Liquidity providers deposit both assets into the pool, receiving liquidity tokens that represent their proportional share of the pool’s reserves.

Traders interact with the pool by executing swaps between the two assets. All trades follow the invariant:

```
x · y = k
```

Where:

* x represents the reserve quantity of the IRC20 asset
* y represents the reserve quantity of ITL
* k represents the constant product maintained by the liquidity pool

The protocol enforces this invariant to ensure that each trade adjusts the relative price of the assets according to available liquidity.

Each swap includes a protocol fee, which is distributed between liquidity providers and the protocol’s revenue allocation mechanism. This fee structure supports the operation of the Transaction-Backed Digital Assets Protocol, where a portion of transaction value can be automatically routed into liquidity pools to purchase tokenized assets associated with participating businesses.

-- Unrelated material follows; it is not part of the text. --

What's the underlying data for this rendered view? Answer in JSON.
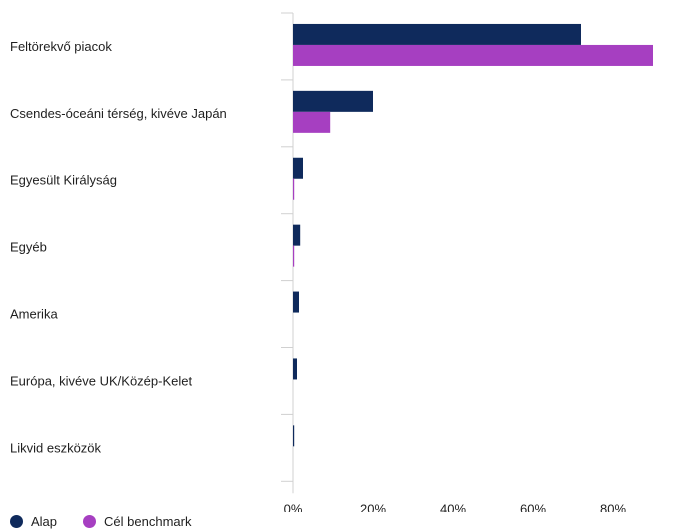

Unlike traditional order book markets, InterLink liquidity pools enable continuous price discovery through algorithmic market making. This approach allows liquidity to remain available without requiring centralized market makers.

The InterLink liquidity architecture enables the creation of arbitrary IRC20/ITL trading pairs, allowing tokenized digital assets issued within the ecosystem to access on-chain liquidity immediately upon deployment.

Liquidity pools are instantiated through a factory contract, which creates pair contracts responsible for holding reserves and executing swaps. To simplify user interaction, swaps and liquidity operations are typically executed through a router contract, which calculates optimal trade routes and transfers funds to the underlying pair contracts.

This architecture allows the InterLink ecosystem to support decentralized liquidity infrastructure while anchoring all asset pairs to the InterLink token as the network’s base settlement asset.